Geographically, I feel really good about where we are. And obviously, as we convert backlog in the developed economies of Europe and U.S., we'll see that benefit.
And as a follow-up, I wanted to ask about the funding on the Aspen deal for the $6 billion cash portion. So you've got nearly $5 billion on the balance sheet today after the recent notes financing and it looks like you monetized part of the Vertiv stake. What are the plans to fund the remainder of that $6 billion? And any chance for a sizable divestiture between now and then that would fill part of that gap?
Tommy, this is Frank. So the plan right now, leaving aside divestitures for the moment, the plan right now is we did $3 billion of term debt in December. We will probably take more cash off the balance sheet than we normally do in a given year to also partially fund and then the balance we intend to do in the commercial paper market. We've had our debt ratings now reaffirmed by Moody's. S&P had done it right from the get-go. So it will be a combination of the $3 billion term debt. Cash on the balance sheet beyond what's on the balance sheet as a function of having done the term debt and then commercial paper.
If there is a divestiture and there's no major divestiture in flight right now. But obviously, if there's any divestiture, those proceeds will go towards the cash portion of the purchase.
Last question today will come from Jeff Sprague with Vertical Research Partners. Please go ahead.

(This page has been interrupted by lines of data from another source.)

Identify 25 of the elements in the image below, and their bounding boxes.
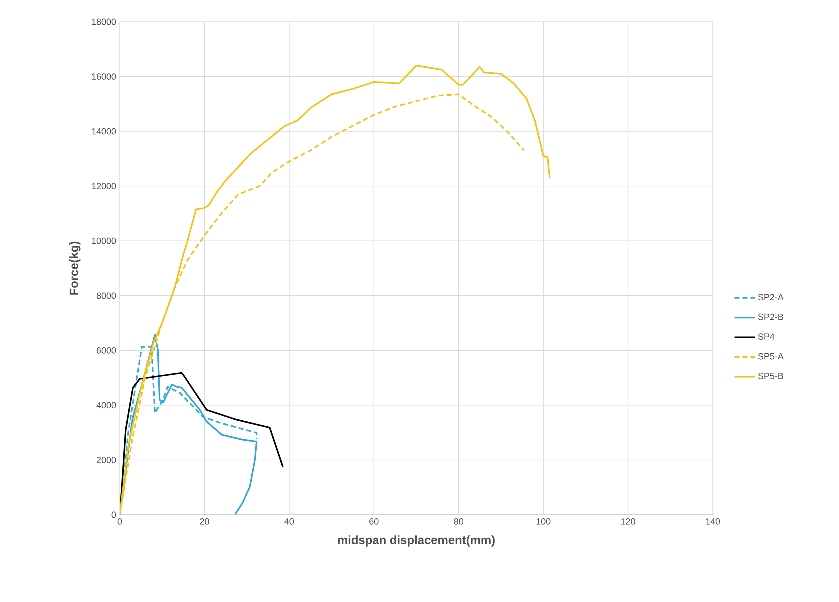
x-tick-label: 20: [200, 518, 210, 525]
x-tick-label: 120: [622, 518, 636, 525]
legend-label: SP2-B: [758, 314, 784, 320]
y-tick-label: 10000: [92, 238, 116, 244]
y-tick-label: 18000: [92, 18, 116, 26]
x-tick-label: 140: [706, 518, 720, 525]
x-tick-label: 80: [454, 518, 464, 525]
x-axis-title: midspan displacement(mm): [338, 536, 495, 547]
y-tick-label: 12000: [92, 183, 116, 190]
y-tick-label: 2000: [96, 457, 116, 464]
legend-label: SP5-A: [758, 353, 784, 360]
x-tick-label: 100: [536, 518, 551, 525]
y-tick-label: 8000: [96, 292, 116, 300]
y-axis-title: Force(kg): [70, 242, 81, 295]
y-tick-label: 16000: [92, 74, 116, 80]
y-tick-label: 0: [112, 512, 116, 518]
x-tick-label: 0: [118, 518, 122, 525]
legend-label: SP4: [758, 334, 775, 340]
y-tick-label: 14000: [92, 128, 116, 135]
y-tick-label: 4000: [96, 402, 116, 409]
y-tick-label: 6000: [96, 347, 116, 354]
legend-label: SP5-B: [758, 373, 784, 380]
x-tick-label: 60: [370, 518, 379, 525]
x-tick-label: 40: [284, 518, 294, 525]
legend-label: SP2-A: [758, 294, 784, 301]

I'll make it one question because my second was about divestitures, which Frank just addressed. I will -- I'm just wondering if you could give us a little color on actually labor cost and the inflation that you're dealing with. I would assume most of the inflation is in the U.S., but I'm curious if it's spreading to other parts of the world. And can you give us any color on labor as a percent of your COGS or some other framework to think about it?
Okay. Yes. This is Ram, Jeff. First off, from an inflation perspective, you're right, U.S. inflation is probably the biggest portion of the inflation, but we have seen inflation in Mexico as well. Mexico, frankly, Jan 1, they increased minimum wage, entry-level wage by 22%. And frankly, this is 1 of 4 minimum wage increases we've seen in Mexico since 2019. So there's issues outside of the U.S. as well, but majority of the inflation is in the U.S. And in our larger compressor plant, for example, we've seen wage inflation, particularly entry-level wages go up by 20% to 25% over a couple of steps. We've had to do that to remain competitive and have the labor availability to work down our backlog. So that's the extent. Normal inflation in some of the other markets we operate, China inflation, India inflation, Europe inflation. Nothing abnormal, normal levels of inflation in those markets. So the abnormal levels we're seeing are particularly in the U.S. and some, Mexico.
And can you size labor as a percent of COGS, maybe Frank?
DL is about 9 -- high single digits...
Obviously, a little higher in Climate Tech & Commercial Residential and a little lower in Automation Solutions, but high single digits on the profit waterfall as a percent of sales.
Ladies and gentlemen, this will conclude our question-and-answer session, and this will also conclude the conference. Thank you for attending today's presentation. You may now disconnect.